Taksim Camii’ni çekmek için üç kere gittik, üçünde de güneş arkasından öyle güzel batıyordu ki geri döndük. O güzel ışıkta çekmek istemedim. Ne yazık ki bir sahnede 3. Köprü’yü pembe bulutlar güzel gösteriyor, ama orada Kömürciyan’ın anlattığı “içelim güzelleşelim” muhabbetinin şehvetine kapılmış olabilirim 🙂

Bu filmi yapmış olmak İstanbul’a, Türkiye’ye bir mesafeden bakma deneyimiyle birleşince nasıl bir duygu oluşuyor?

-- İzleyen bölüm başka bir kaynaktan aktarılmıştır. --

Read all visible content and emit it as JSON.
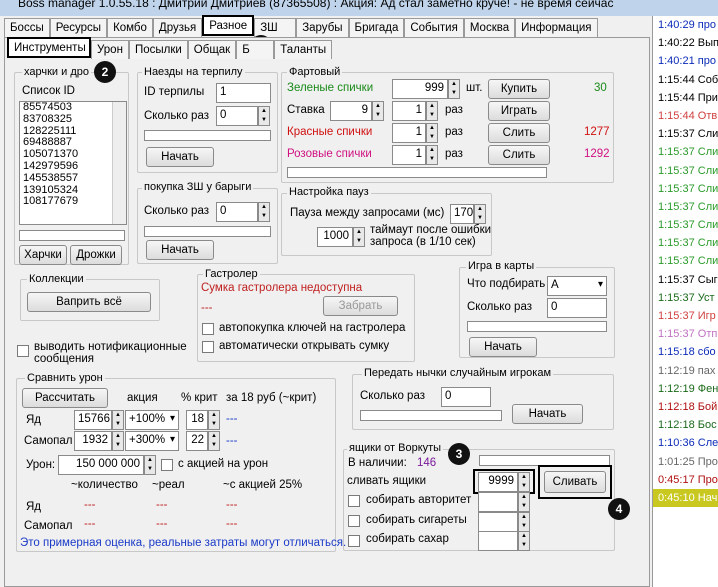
{
  "window": {
    "title": "Boss manager 1.0.55.18 : Дмитрий Дмитриев (87365508) : Акция: Ад стал заметно круче! - не время сейчас"
  },
  "main_tabs": [
    "Боссы",
    "Ресурсы",
    "Комбо",
    "Друзья",
    "Разное",
    "ЗШ",
    "Зарубы",
    "Бригада",
    "События",
    "Москва",
    "Информация"
  ],
  "sub_tabs": [
    "Инструменты",
    "Урон",
    "Посылки",
    "Общак",
    "Б",
    "Таланты"
  ],
  "markers": [
    "1",
    "2",
    "3",
    "4"
  ],
  "tools": {
    "charki_title": "харчки и дро",
    "list_id_label": "Список ID",
    "ids": [
      "85574503",
      "83708325",
      "128225111",
      "69488887",
      "105071370",
      "142979596",
      "145538557",
      "139105324",
      "108177679"
    ],
    "btn_charki": "Харчки",
    "btn_drozhki": "Дрожки"
  },
  "raid": {
    "title": "Наезды на терпилу",
    "id_label": "ID терпилы",
    "id_value": "1",
    "count_label": "Сколько раз",
    "count_value": "0",
    "start": "Начать"
  },
  "zsh": {
    "title": "покупка ЗШ у барыги",
    "count_label": "Сколько раз",
    "count_value": "0",
    "start": "Начать"
  },
  "lucky": {
    "title": "Фартовый",
    "green_label": "Зеленые спички",
    "green_value": "999",
    "green_unit": "шт.",
    "buy": "Купить",
    "green_count": "30",
    "bet_label": "Ставка",
    "bet_value": "9",
    "bet_times": "1",
    "bet_unit": "раз",
    "play": "Играть",
    "red_label": "Красные спички",
    "red_times": "1",
    "red_unit": "раз",
    "merge": "Слить",
    "red_count": "1277",
    "pink_label": "Розовые спички",
    "pink_times": "1",
    "pink_unit": "раз",
    "merge2": "Слить",
    "pink_count": "1292",
    "green_color": "#1a8a1a",
    "red_color": "#d01010",
    "pink_color": "#d01080"
  },
  "pause": {
    "title": "Настройка пауз",
    "between_label": "Пауза между запросами (мс)",
    "between_value": "170",
    "timeout_value": "1000",
    "timeout_label1": "таймаут после ошибки",
    "timeout_label2": "запроса (в 1/10 сек)"
  },
  "collections": {
    "title": "Коллекции",
    "btn": "Ваприть всё"
  },
  "tour": {
    "title": "Гастролер",
    "status": "Сумка гастролера недоступна",
    "dash": "---",
    "pick": "Забрать",
    "auto_keys": "автопокупка ключей на гастролера",
    "auto_bag": "автоматически открывать сумку"
  },
  "cards": {
    "title": "Игра в карты",
    "pick_label": "Что подбирать",
    "pick_value": "А",
    "count_label": "Сколько раз",
    "count_value": "0",
    "start": "Начать"
  },
  "notify": {
    "label1": "выводить нотификационные",
    "label2": "сообщения"
  },
  "damage": {
    "title": "Сравнить урон",
    "calc": "Рассчитать",
    "promo": "акция",
    "crit": "% крит",
    "cost": "за 18 руб (~крит)",
    "yad_label": "Яд",
    "yad_value": "15766",
    "yad_promo": "+100%",
    "yad_crit": "18",
    "samopal_label": "Самопал",
    "samopal_value": "1932",
    "samopal_promo": "+300%",
    "samopal_crit": "22",
    "dash": "---",
    "uron_label": "Урон:",
    "uron_value": "150 000 000",
    "with_promo": "с акцией на урон",
    "h_count": "~количество",
    "h_real": "~реал",
    "h_promo": "~с акцией 25%",
    "note": "Это примерная оценка, реальные затраты могут отличаться."
  },
  "gift": {
    "title": "Передать нычки случайным игрокам",
    "count_label": "Сколько раз",
    "count_value": "0",
    "start": "Начать"
  },
  "vorkuta": {
    "title": "ящики от Воркуты",
    "have_label": "В наличии:",
    "have_value": "146",
    "merge_label": "сливать ящики",
    "merge_value": "9999",
    "merge_btn": "Сливать",
    "auth": "собирать авторитет",
    "cig": "собирать сигареты",
    "sugar": "собирать сахар"
  },
  "log": [
    {
      "t": "1:40:29 про",
      "c": "#0b2bb8"
    },
    {
      "t": "1:40:22 Вып",
      "c": "#000"
    },
    {
      "t": "1:40:21 про",
      "c": "#0b2bb8"
    },
    {
      "t": "1:15:44 Собр",
      "c": "#000"
    },
    {
      "t": "1:15:44 При",
      "c": "#000"
    },
    {
      "t": "1:15:44 Отв",
      "c": "#d04040"
    },
    {
      "t": "1:15:37 Сли",
      "c": "#000"
    },
    {
      "t": "1:15:37 Сли",
      "c": "#2a9a2a"
    },
    {
      "t": "1:15:37 Сли",
      "c": "#2a9a2a"
    },
    {
      "t": "1:15:37 Сли",
      "c": "#2a9a2a"
    },
    {
      "t": "1:15:37 Сли",
      "c": "#2a9a2a"
    },
    {
      "t": "1:15:37 Сли",
      "c": "#2a9a2a"
    },
    {
      "t": "1:15:37 Сли",
      "c": "#2a9a2a"
    },
    {
      "t": "1:15:37 Сли",
      "c": "#2a9a2a"
    },
    {
      "t": "1:15:37 Сыг",
      "c": "#000"
    },
    {
      "t": "1:15:37 Уст",
      "c": "#1a6a1a"
    },
    {
      "t": "1:15:37 Игр",
      "c": "#d04040"
    },
    {
      "t": "1:15:37 Отп",
      "c": "#c070c0"
    },
    {
      "t": "1:15:18 сбо",
      "c": "#0b2bb8"
    },
    {
      "t": "1:12:19 пах",
      "c": "#666"
    },
    {
      "t": "1:12:19 Фен",
      "c": "#1a6a1a"
    },
    {
      "t": "1:12:18 Бой",
      "c": "#b01010"
    },
    {
      "t": "1:12:18 Бос",
      "c": "#1a6a1a"
    },
    {
      "t": "1:10:36 Сле",
      "c": "#0b2bb8"
    },
    {
      "t": "1:01:25 Про",
      "c": "#666"
    },
    {
      "t": "0:45:17 Про",
      "c": "#b01010"
    },
    {
      "t": "0:45:10 Нач",
      "c": "#fff",
      "bg": "#c8c820"
    }
  ]
}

Filmi yapmak benim için inanılmaz bir kaçış noktasıydı. Bugünün gerçekliğinden kopuyordum, Yedikule Bostanları’na, Kumkapı’ya git takıl… Filmin ses kurgusunda şöyle bir şey oldu: Bir anda gözlerim doldu, ki o âna kadar filmle duygusal bir ilişki kurduğumun farkında değildim. Alman bir sesçiyle çalışıyordum. “Oh be, sonunda” dedi adam da. “Çok Almansın” diye benimle dalga geçiyordu. Kamera Beyoğlu’na çıktığı anda birden kendi tarihim ve İstanbul geri geldi…

Berlin’e ilk gittiğimde Barış Akademisyenleri davası devam ediyordu. Başka korkularım da vardı. Örneğin bu filmi yapmaya başladığımda Osman Kavala dışarıdaydı, şimdi içeride. Bir süre kendimizi korumak ve tazelenmek için mesafe almak ihtimali üzerine düşünmeye başladım. O arada Berlin’deki konuk sinemacı programından davet geldi… Bu da kolay bir yol değil, ama süregiden davaları, hapisteki arkadaşları düşününce, bastırılmaya, susturulmaya direnmek önem kazanıyor. İstanbul’dan temelli gidebileceğimi düşünmüyorum. Ama şu anda Kültür Bakanlığı dengelerine sadık kalarak Türkiye’de çalışmak çok zor. O yüzden film yapabilmek için kendime alternatifler yaratmaya çalışıyorum.